The apartment vacancy rate in the Denver metro area fell to 4.9 percent in the third quarter, dropping to the lowest third-quarter vacancy rate recorded since 2000. According to a report released Thursday by the Apartment Association of Metro Denver and the Colorado Division of Housing, apartment vacancy rates fell year-over-year from last year’s third-quarter rate of 5.3 percent. The vacancy rate was up from this year’s second-quarter rate of 4.8 percent.
“Vacancy rates remain near ten-year lows and the vacancy rate has dropped year-over-year for the past eight quarters in a row,” said Ron Throupe, Assistant Professor of business at the University of Denver, and the report’s author. “This is the second-lowest vacancy rate we’ve seen in any quarter since 2001.”
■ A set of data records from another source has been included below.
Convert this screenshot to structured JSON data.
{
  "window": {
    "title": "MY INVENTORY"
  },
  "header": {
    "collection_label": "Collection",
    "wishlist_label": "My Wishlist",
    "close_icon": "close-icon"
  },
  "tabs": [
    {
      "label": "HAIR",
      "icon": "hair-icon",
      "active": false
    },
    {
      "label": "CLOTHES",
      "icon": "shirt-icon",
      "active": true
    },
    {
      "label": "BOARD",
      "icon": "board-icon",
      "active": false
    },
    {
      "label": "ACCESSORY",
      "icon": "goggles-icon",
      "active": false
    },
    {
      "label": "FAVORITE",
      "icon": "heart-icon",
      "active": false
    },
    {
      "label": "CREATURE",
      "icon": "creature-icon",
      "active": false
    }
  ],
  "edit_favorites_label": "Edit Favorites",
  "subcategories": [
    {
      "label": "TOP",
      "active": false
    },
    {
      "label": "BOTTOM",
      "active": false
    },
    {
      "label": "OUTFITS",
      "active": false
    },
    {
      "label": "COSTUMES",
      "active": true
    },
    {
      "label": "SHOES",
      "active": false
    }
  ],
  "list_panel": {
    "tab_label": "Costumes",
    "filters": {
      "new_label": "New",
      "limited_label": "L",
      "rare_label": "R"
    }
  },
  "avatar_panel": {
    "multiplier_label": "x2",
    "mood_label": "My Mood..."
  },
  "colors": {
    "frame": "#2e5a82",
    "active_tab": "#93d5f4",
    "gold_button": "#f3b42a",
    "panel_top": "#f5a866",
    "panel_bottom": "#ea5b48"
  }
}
As vacancy rates moved down, the area’s median rent increased. During the third quarter of 2011, the median rent in metro Denver rose to $881, increasing 2.9 percent from 2010’s third-quarter median rent of $856. In Adams, Arapahoe, Denver, and Jefferson counties, and in the Boulder-Broomfield area, median rents increased. The county with the largest year-over-year increase in median rent was Denver County with an increase of 5.4 percent from $809 to $853. Among county-level markets, only Douglas County reported a decline in the median rent with a third-quarter year-over-year drop of 3.6 percent from $1,111 to $1,071.
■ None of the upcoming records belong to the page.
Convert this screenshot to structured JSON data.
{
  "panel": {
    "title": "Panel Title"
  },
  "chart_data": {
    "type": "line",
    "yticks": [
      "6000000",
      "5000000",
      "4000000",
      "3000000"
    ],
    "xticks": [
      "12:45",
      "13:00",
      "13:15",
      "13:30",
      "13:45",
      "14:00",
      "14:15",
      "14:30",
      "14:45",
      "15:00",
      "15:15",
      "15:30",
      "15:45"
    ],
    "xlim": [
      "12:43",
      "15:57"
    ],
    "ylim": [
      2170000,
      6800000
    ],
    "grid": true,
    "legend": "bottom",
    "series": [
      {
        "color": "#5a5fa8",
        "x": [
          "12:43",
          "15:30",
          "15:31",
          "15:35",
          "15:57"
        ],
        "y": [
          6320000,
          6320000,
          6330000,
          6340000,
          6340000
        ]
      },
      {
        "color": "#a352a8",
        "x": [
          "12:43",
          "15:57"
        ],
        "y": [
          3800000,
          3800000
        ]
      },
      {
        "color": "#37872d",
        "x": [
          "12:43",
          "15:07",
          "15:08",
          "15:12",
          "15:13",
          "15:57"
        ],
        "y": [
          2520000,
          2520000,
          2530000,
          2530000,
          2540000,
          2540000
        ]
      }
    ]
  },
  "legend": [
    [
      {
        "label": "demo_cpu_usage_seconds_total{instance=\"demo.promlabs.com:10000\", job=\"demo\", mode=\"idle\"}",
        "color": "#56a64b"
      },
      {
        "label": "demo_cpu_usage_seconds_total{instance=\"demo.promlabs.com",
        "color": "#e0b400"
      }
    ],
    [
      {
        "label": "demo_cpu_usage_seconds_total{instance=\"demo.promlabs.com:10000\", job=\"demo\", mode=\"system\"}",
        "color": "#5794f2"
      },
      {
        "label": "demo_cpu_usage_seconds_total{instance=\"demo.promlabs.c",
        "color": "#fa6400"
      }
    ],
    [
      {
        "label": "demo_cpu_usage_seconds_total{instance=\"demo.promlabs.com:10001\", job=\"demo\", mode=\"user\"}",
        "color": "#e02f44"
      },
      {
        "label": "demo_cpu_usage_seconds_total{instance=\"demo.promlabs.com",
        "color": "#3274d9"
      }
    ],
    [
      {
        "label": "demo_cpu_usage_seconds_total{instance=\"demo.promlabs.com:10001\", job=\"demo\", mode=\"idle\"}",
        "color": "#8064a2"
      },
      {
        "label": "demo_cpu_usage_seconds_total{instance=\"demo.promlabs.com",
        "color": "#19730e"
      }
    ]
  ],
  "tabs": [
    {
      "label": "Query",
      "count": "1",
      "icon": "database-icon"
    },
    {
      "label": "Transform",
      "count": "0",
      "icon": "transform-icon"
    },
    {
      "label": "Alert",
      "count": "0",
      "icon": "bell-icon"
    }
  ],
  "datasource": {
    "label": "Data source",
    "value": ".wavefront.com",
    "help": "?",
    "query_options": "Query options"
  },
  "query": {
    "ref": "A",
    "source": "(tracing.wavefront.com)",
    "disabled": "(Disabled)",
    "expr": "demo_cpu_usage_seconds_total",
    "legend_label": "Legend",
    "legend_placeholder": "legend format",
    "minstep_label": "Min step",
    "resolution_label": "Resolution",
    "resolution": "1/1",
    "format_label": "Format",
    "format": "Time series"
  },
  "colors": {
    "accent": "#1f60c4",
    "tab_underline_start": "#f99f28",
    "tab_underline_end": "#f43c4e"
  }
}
“At 2.9 percent, annual growth in metro-wide median rents is still not reflecting large rent growth everywhere,” said Gordon Von Stroh, an advisor on the report at a professor of business at the University of Denver. “In some markets, of course, rent growth is very solid right now, but in some other less-desirable locations, and in areas with many B and C properties, a lack of rent growth is keeping that metro-wide median rent from really taking off.”
Rental losses due to concessions, discounts and delinquencies fell from 2010’s third-quarter rate of 13.6 percent down to 10.4 percent during the third quarter of this year.
“We’re starting to see concessions go away and all those offers for free rent are becoming rare as vacancies fall,” said Ryan McMaken, a spokesman for the Colorado Division of Housing. “Delinquencies are still an issue, though, as renters confront unemployment and declining wages.”
2011’s second-quarter vacancy rates by county were Adams, 5.3 percent; Arapahoe, 5.6 percent; Boulder/Broomfield, 4.7 percent; Denver, 4.3 percent; Douglas, 3.8 percent; Jefferson, 4.4 percent.
Median rents for all counties were: Adams, $886; Arapahoe, $844; Boulder/Broomfield, $991; Denver, $853; Douglas, $1071; and Jefferson, $837.